# Iverson Roadrunner



## Copper40 (Oct 14, 2014)

Husband bought an Iverson Roadrunner over the weekend and I cannot find any info about it.  He  made  it a new seat cover because the other one was burnt up by the sun.  What years were they made?  I did read on the interweb that George Barris helped design some of the Iverson bikes.   Any help would be appreciated .  

Thanks so much, Julie


----------



## partsguy (Oct 15, 2014)

First of all, I hope your husband realizes what a lucky man he is that his wife not only goes along with the old crap that he buys, but she actually went out and tried to find some info on it!

Secondly, that seat cover is bad ass.

Iverson was a very small company in the 60s and 70s. I don't think they were around for very long and there isn't much info on them. Many of their bikes are highly coveted for their unique design and rarity. Lots of Mopar car collectors want these Roadrunners because of their name, derived from the cartoon character, and from the Plymouth muscle car of the same name.

George Barris did design this bike and the Iverson Dragstripper, maybe more.

It's good this bike is complete because parts are few and far between. Schwinn and Huffy dealers locked horns and battled for the top sales spot.
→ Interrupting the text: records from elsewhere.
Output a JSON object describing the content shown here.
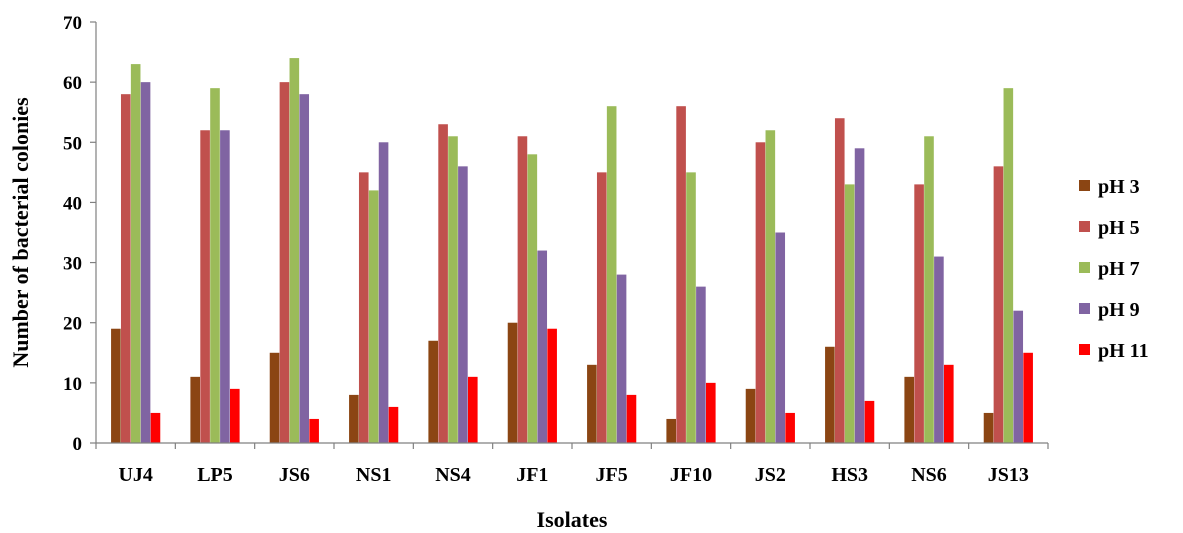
{
  "chart_data": {
    "type": "bar",
    "xlabel": "Isolates",
    "ylabel": "Number of bacterial colonies",
    "ylim": [
      0,
      70
    ],
    "yticks": [
      0,
      10,
      20,
      30,
      40,
      50,
      60,
      70
    ],
    "grid": false,
    "legend_position": "right",
    "categories": [
      "UJ4",
      "LP5",
      "JS6",
      "NS1",
      "NS4",
      "JF1",
      "JF5",
      "JF10",
      "JS2",
      "HS3",
      "NS6",
      "JS13"
    ],
    "series": [
      {
        "name": "pH 3",
        "color": "#8B4513",
        "values": [
          19,
          11,
          15,
          8,
          17,
          20,
          13,
          4,
          9,
          16,
          11,
          5
        ]
      },
      {
        "name": "pH 5",
        "color": "#C0504D",
        "values": [
          58,
          52,
          60,
          45,
          53,
          51,
          45,
          56,
          50,
          54,
          43,
          46
        ]
      },
      {
        "name": "pH 7",
        "color": "#9BBB59",
        "values": [
          63,
          59,
          64,
          42,
          51,
          48,
          56,
          45,
          52,
          43,
          51,
          59
        ]
      },
      {
        "name": "pH 9",
        "color": "#8064A2",
        "values": [
          60,
          52,
          58,
          50,
          46,
          32,
          28,
          26,
          35,
          49,
          31,
          22
        ]
      },
      {
        "name": "pH 11",
        "color": "#FF0000",
        "values": [
          5,
          9,
          4,
          6,
          11,
          19,
          8,
          10,
          5,
          7,
          13,
          15
        ]
      }
    ]
  }
}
Schwinn kept it conservative with the Sting-Ray and Huffy cranked out a new frame style every couple of years, at one point they designed a bike called the Huffy Rail and the Huffy Wheel...these had the option of coming with an actual steering wheel instead of handlebars.

Murray and AMF had the suburban department stores down pretty good. As far as I know, Iverson was one of those companies that sold in rural areas or in discount stores. They were cool, unique, but not very well known. I can't speak of their quality though.

Your bike was built in 1971 or 1972, because of the BMA/6 sticker on the seat tube. 1971 was the first years for these. They were a symbol meaning the bike manufacturer complied with safety standards of the time. I don't know if that shifter is original or not but by 1972, the stick shifters were outlawed thanks to politician Ralph Nader. Beginning in 1972, you saw thumb shifters and twist-grip shifters on the handlebars.


----------